Nous avons investi dans nos instituts, partie intégrante de notre stratégie de fidélisation, tout en étoffant notre offre sur le soin avec le lancement à l’échelle européenne de notre ligne Soins essentiels Marionnaud. Nous avons mutualisé certaines ressources en matière de sourcing et de mise en commun des MDD. Notre politique de formation des conseillères s’est également développée dans tous les pays sur le modèle de la Marionnaud Academy. Enfin, nous avons conçu la communication autour de notre nouvelle identité de marque, qui sera révélée au cours du premier semestre.

Envisagez-vous d’ouvrir d’autres magasins en Europe ?

W. G. K. : Oui. Notre actionnaire a toujours soutenu nos investissements. Même si la crise nous a incités à être prudents, nous avons continué d’investir dans la modernisation de notre parc, dans les outils informatiques et l’organisation.
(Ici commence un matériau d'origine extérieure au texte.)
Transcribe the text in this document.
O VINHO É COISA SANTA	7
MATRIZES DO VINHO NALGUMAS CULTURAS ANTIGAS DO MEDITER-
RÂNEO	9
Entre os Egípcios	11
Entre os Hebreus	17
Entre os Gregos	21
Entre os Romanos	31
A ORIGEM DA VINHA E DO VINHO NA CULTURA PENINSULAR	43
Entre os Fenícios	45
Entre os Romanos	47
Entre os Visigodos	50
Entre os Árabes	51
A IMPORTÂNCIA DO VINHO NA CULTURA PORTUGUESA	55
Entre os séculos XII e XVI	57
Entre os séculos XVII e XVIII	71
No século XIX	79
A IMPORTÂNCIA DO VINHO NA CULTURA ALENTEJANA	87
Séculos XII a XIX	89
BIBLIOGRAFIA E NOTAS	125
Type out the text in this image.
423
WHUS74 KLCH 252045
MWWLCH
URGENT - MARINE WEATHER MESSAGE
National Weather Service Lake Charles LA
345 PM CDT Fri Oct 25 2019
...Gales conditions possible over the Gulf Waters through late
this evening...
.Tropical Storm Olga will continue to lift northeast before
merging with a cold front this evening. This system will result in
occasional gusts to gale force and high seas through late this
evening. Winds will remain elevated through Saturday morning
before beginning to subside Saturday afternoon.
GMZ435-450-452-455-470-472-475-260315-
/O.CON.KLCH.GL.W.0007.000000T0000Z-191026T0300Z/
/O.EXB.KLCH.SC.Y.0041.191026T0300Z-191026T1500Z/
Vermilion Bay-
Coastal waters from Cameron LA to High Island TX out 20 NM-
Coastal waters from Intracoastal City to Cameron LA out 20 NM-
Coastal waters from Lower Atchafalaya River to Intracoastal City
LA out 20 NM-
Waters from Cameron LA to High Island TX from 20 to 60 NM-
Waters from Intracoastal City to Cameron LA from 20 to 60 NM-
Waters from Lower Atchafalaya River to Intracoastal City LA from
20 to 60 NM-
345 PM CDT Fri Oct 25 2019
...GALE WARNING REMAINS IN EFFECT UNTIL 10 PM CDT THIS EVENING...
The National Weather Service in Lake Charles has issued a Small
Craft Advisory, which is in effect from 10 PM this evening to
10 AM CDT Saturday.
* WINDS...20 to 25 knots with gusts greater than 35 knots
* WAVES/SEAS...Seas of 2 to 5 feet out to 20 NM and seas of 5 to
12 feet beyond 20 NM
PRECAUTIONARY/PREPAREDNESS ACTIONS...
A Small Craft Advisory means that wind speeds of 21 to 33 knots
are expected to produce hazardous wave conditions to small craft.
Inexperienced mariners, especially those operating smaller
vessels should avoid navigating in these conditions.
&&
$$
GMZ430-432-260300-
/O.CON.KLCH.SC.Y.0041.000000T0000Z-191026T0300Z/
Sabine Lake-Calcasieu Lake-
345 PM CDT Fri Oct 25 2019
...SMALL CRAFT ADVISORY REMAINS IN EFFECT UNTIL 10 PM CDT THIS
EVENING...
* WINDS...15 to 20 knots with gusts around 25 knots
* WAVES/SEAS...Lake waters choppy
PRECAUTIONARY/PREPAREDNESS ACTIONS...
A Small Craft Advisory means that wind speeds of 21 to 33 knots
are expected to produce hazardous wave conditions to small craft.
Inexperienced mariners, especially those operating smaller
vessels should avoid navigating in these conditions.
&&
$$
En Suisse et en Autriche, où nous sommes leaders, nous avons optimisé notre parc de 240 magasins. En Italie (112 portes), nous allons accélérer notre développement. En Europe centrale – République tchèque, Slovaquie, Hongrie, Roumanie, Pologne -, où nous disposons d’environ 150 parfumeries, nous comptons doubler notre parc d’ici à trois ans. La plupart de nos ouvertures seront situées dans des centres commerciaux. Et partout, nous continuerons à travailler sur l’assortiment, la sélection des produits.

Comment cette segmentation de l’offre se traduit-elle ?

W. G. K. : Il y a un assortiment commun, puis des particularités selon la maturité et les spécificités des marchés. En Roumanie, où le revenu minimum est de 150 euros, les produits de beauté de luxe sont plus chers qu’en Suisse car il faut payer l’agent distributeur. C’est pourquoi nous sommes obligés de proposer davantage de produits accessibles dans les pays émergents. Dans toute l’Europe, la clientèle a envie d’accessibilité.

Demain, la parfumerie sera-t-elle plus accessible ?

W. G. K. : Au-delà des grandes marques qui sont naturellement présentes dans nos parfumeries, nous ne devons pas être élitistes. L’accessibilité se manifeste de plusieurs façons : par le conseil pour orienter les clients face à un choix de plus en plus vaste, mais aussi par les promotions, des produits unitaires moins chers et une offre complémentaire de MDD, comme nos gels douche à moins de 10 euros ou notre ligne les Soins essentiels. Selon notre base de données, 80% des clients de cette gamme, lancée en Europe en septembre, ne venaient jamais chez Marionnaud ou ne nous achetaient jamais de soins. Cette politique a réussi.